Tiyatro izlemeyi seviyorum.
Güzel bir oyunun sahneleneceğini duydum
ve sevinç içinde tiyatronun yolunu tuttum.
Koltuğuma da bir güzel yerleştim.
Heyecan içerisinde oyunu bekliyorum.
Fakat oyun henüz başlamadı, perdeler hala kapalı..
Tiyatrodaki ailelere ve çocuklara sevgiyle göz gezdirdikten sonra,
yüzümdeki tebessümle bordo perdelere daldırdım bakışlarımı.
Bu perdeler bana dünyadan sonraki gerçek hayatı düşündürdü!
Düşündüm, düşündüm.. ve derin bir okyanusa açıldı fikirlerim.

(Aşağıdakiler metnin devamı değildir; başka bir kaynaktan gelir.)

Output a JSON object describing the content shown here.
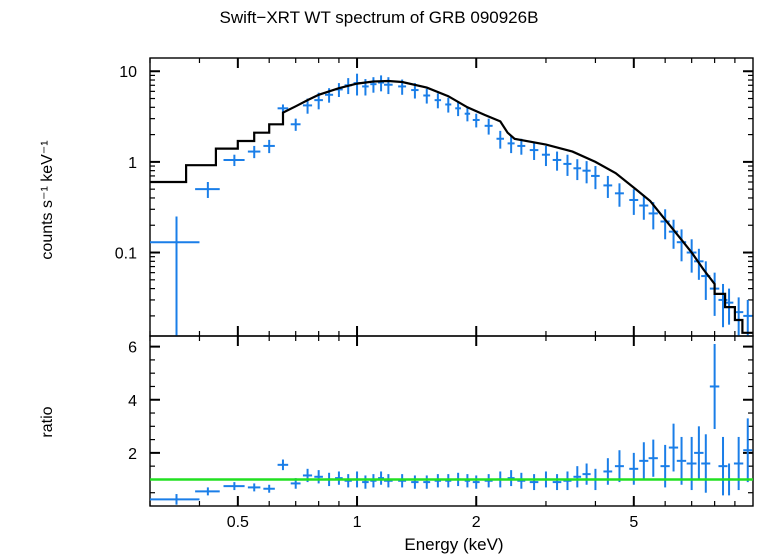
{
  "chart_data": [
    {
      "type": "scatter",
      "panel": "spectrum",
      "title": "Swift−XRT WT spectrum of GRB 090926B",
      "ylabel": "counts s⁻¹ keV⁻¹",
      "xlabel": "Energy (keV)",
      "xscale": "log",
      "yscale": "log",
      "xlim": [
        0.3,
        10
      ],
      "ylim": [
        0.012,
        14
      ],
      "xticks": [
        0.5,
        1,
        2,
        5
      ],
      "xtick_labels": [
        "0.5",
        "1",
        "2",
        "5"
      ],
      "yticks": [
        0.1,
        1,
        10
      ],
      "ytick_labels": [
        "0.1",
        "1",
        "10"
      ],
      "data_color": "#1a7ee8",
      "model_color": "#000000",
      "data": {
        "x": [
          0.35,
          0.42,
          0.49,
          0.55,
          0.6,
          0.65,
          0.7,
          0.75,
          0.8,
          0.85,
          0.9,
          0.95,
          1.0,
          1.05,
          1.1,
          1.15,
          1.2,
          1.3,
          1.4,
          1.5,
          1.6,
          1.7,
          1.8,
          1.9,
          2.0,
          2.15,
          2.3,
          2.45,
          2.6,
          2.8,
          3.0,
          3.2,
          3.4,
          3.6,
          3.8,
          4.0,
          4.3,
          4.6,
          5.0,
          5.3,
          5.6,
          6.0,
          6.3,
          6.6,
          7.0,
          7.3,
          7.6,
          8.0,
          8.4,
          8.7,
          9.2,
          9.7
        ],
        "xerr": [
          0.05,
          0.03,
          0.03,
          0.02,
          0.02,
          0.02,
          0.02,
          0.02,
          0.02,
          0.02,
          0.02,
          0.02,
          0.02,
          0.02,
          0.02,
          0.02,
          0.03,
          0.03,
          0.03,
          0.03,
          0.03,
          0.03,
          0.03,
          0.03,
          0.04,
          0.05,
          0.05,
          0.05,
          0.06,
          0.07,
          0.07,
          0.08,
          0.08,
          0.08,
          0.09,
          0.1,
          0.11,
          0.12,
          0.13,
          0.14,
          0.15,
          0.16,
          0.17,
          0.18,
          0.2,
          0.2,
          0.2,
          0.22,
          0.22,
          0.22,
          0.25,
          0.25
        ],
        "y": [
          0.13,
          0.5,
          1.05,
          1.3,
          1.5,
          3.9,
          2.6,
          4.2,
          4.8,
          5.5,
          6.3,
          7.0,
          7.4,
          6.8,
          7.2,
          7.5,
          7.1,
          6.8,
          6.2,
          5.4,
          4.8,
          4.3,
          3.9,
          3.4,
          2.9,
          2.5,
          1.8,
          1.6,
          1.5,
          1.35,
          1.2,
          1.05,
          0.95,
          0.85,
          0.8,
          0.7,
          0.55,
          0.45,
          0.38,
          0.33,
          0.27,
          0.22,
          0.17,
          0.13,
          0.1,
          0.08,
          0.055,
          0.04,
          0.03,
          0.028,
          0.022,
          0.02
        ],
        "yerr": [
          0.12,
          0.1,
          0.15,
          0.2,
          0.25,
          0.4,
          0.4,
          0.8,
          1.0,
          1.0,
          1.1,
          1.4,
          2.0,
          1.4,
          1.4,
          1.5,
          1.5,
          1.3,
          1.2,
          1.0,
          0.9,
          0.8,
          0.7,
          0.6,
          0.5,
          0.5,
          0.4,
          0.35,
          0.3,
          0.3,
          0.3,
          0.25,
          0.25,
          0.22,
          0.22,
          0.2,
          0.15,
          0.13,
          0.12,
          0.1,
          0.09,
          0.08,
          0.06,
          0.05,
          0.04,
          0.03,
          0.025,
          0.02,
          0.015,
          0.012,
          0.01,
          0.01
        ]
      },
      "model": {
        "x": [
          0.3,
          0.37,
          0.37,
          0.44,
          0.44,
          0.5,
          0.5,
          0.55,
          0.55,
          0.6,
          0.6,
          0.65,
          0.65,
          0.7,
          0.75,
          0.8,
          0.9,
          1.0,
          1.1,
          1.2,
          1.3,
          1.5,
          1.7,
          1.9,
          2.1,
          2.3,
          2.4,
          2.5,
          3.0,
          3.5,
          4.0,
          4.5,
          5.0,
          5.5,
          6.0,
          6.5,
          7.0,
          7.5,
          8.0,
          8.0,
          8.5,
          8.5,
          9.0,
          9.0,
          9.4,
          9.4,
          10.0
        ],
        "y": [
          0.6,
          0.6,
          0.92,
          0.92,
          1.4,
          1.4,
          1.7,
          1.7,
          2.1,
          2.1,
          2.6,
          2.6,
          3.5,
          4.1,
          4.8,
          5.5,
          6.5,
          7.3,
          7.7,
          7.8,
          7.6,
          6.6,
          5.3,
          4.0,
          3.3,
          2.8,
          2.1,
          1.8,
          1.55,
          1.3,
          1.0,
          0.75,
          0.52,
          0.37,
          0.23,
          0.15,
          0.1,
          0.065,
          0.045,
          0.035,
          0.035,
          0.025,
          0.025,
          0.018,
          0.018,
          0.013,
          0.013
        ]
      }
    },
    {
      "type": "scatter",
      "panel": "ratio",
      "ylabel": "ratio",
      "xlabel": "Energy (keV)",
      "xscale": "log",
      "yscale": "linear",
      "xlim": [
        0.3,
        10
      ],
      "ylim": [
        0,
        6.4
      ],
      "xticks": [
        0.5,
        1,
        2,
        5
      ],
      "xtick_labels": [
        "0.5",
        "1",
        "2",
        "5"
      ],
      "yticks": [
        2,
        4,
        6
      ],
      "ytick_labels": [
        "2",
        "4",
        "6"
      ],
      "reference_line": 1,
      "reference_color": "#22e022",
      "data_color": "#1a7ee8",
      "data": {
        "x": [
          0.35,
          0.42,
          0.49,
          0.55,
          0.6,
          0.65,
          0.7,
          0.75,
          0.8,
          0.85,
          0.9,
          0.95,
          1.0,
          1.05,
          1.1,
          1.15,
          1.2,
          1.3,
          1.4,
          1.5,
          1.6,
          1.7,
          1.8,
          1.9,
          2.0,
          2.15,
          2.3,
          2.45,
          2.6,
          2.8,
          3.0,
          3.2,
          3.4,
          3.6,
          3.8,
          4.0,
          4.3,
          4.6,
          5.0,
          5.3,
          5.6,
          6.0,
          6.3,
          6.6,
          7.0,
          7.3,
          7.6,
          8.0,
          8.4,
          8.7,
          9.2,
          9.7
        ],
        "xerr": [
          0.05,
          0.03,
          0.03,
          0.02,
          0.02,
          0.02,
          0.02,
          0.02,
          0.02,
          0.02,
          0.02,
          0.02,
          0.02,
          0.02,
          0.02,
          0.02,
          0.03,
          0.03,
          0.03,
          0.03,
          0.03,
          0.03,
          0.03,
          0.03,
          0.04,
          0.05,
          0.05,
          0.05,
          0.06,
          0.07,
          0.07,
          0.08,
          0.08,
          0.08,
          0.09,
          0.1,
          0.11,
          0.12,
          0.13,
          0.14,
          0.15,
          0.16,
          0.17,
          0.18,
          0.2,
          0.2,
          0.2,
          0.22,
          0.22,
          0.22,
          0.25,
          0.25
        ],
        "y": [
          0.25,
          0.55,
          0.75,
          0.7,
          0.65,
          1.55,
          0.85,
          1.15,
          1.1,
          1.0,
          1.05,
          0.95,
          1.0,
          0.9,
          0.95,
          1.05,
          0.95,
          0.95,
          0.9,
          0.9,
          0.95,
          0.95,
          1.0,
          0.95,
          0.9,
          0.95,
          1.0,
          1.05,
          0.95,
          0.9,
          1.0,
          0.9,
          0.95,
          1.1,
          1.2,
          1.0,
          1.3,
          1.5,
          1.4,
          1.7,
          1.8,
          1.5,
          2.2,
          1.7,
          1.6,
          2.0,
          1.6,
          4.5,
          1.5,
          1.0,
          1.6,
          2.1
        ],
        "yerr": [
          0.2,
          0.15,
          0.15,
          0.15,
          0.15,
          0.2,
          0.2,
          0.25,
          0.25,
          0.25,
          0.25,
          0.25,
          0.3,
          0.25,
          0.25,
          0.25,
          0.25,
          0.25,
          0.25,
          0.25,
          0.25,
          0.25,
          0.25,
          0.25,
          0.25,
          0.25,
          0.3,
          0.3,
          0.3,
          0.3,
          0.3,
          0.3,
          0.35,
          0.4,
          0.4,
          0.4,
          0.5,
          0.6,
          0.6,
          0.7,
          0.7,
          0.8,
          0.9,
          0.9,
          1.0,
          1.0,
          1.1,
          1.6,
          1.1,
          0.6,
          1.0,
          1.2
        ]
      }
    }
  ]
}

Tebessümüm yavaş yavaş söndü..
İçimde ve dışımda bir şeyleri ciddiye almam gerektiğinin
kırmızı ışıklı sinyalleri yanıyordu.
Kendi yaşayışımı, ölümü, dünyanın bir oyun ve eğlence olduğunu ve yine ölümü düşündüm.. Kadifeden yapılmış bordo perdede..
Gözlerim perdede sabit kaldı, fikirlerimse yeryüzünü ziyarete başladı.
Gezdim ve çoğu yerinde gördüm ki;
Yanlışlar doğru, doğrular yanlış gibi algılanmış.
Hakikatler unutulmuş..
Başlar ayak, ayaklar baş olmuş,
Baştaki akıllar yürütülüp, ayaktaki adımlar çürütülmüş.
Gerçeklere kara bir örtü çekilmiş,
Siyahî bir maske yüzlerin vestiyerine asılmış.
Çoğu şey tersine dönmüş.
Olması gerektiğinin dışına çıkmış..
Bordo perdeye çivilediğim gözlerimi içime çevirdim bu defa.
Duygularıma baktım, gördüm ki karmakarışık.
Aklıma çıktım, buhranlarla bunaldığını gördüm.
Zamanın Bediü olan Said Nursî’nin öğrettiği gibi
Şu soruları sordum kendime ve ruhumla tüm insanlara;
Nereden geldin..
Nereye gidiyorsun..
Necisin..?
Hayatımızın son bordo perdesi hala açılmadı.
Fakat ben de dahil herkes biliyor ki;
Perdeler açılacak, oyun oynanacak, roller yerine getirilecek,
Kimi oyuncu takdir kimisi de ağır eleştiriler alacak.
Hayatımız bir sahne,
oynuyoruz perde perde,
ve bir gün oyunumuz bittiğinde,
yine açılacak fakat adı olacak o zaman onun ‘son perde’.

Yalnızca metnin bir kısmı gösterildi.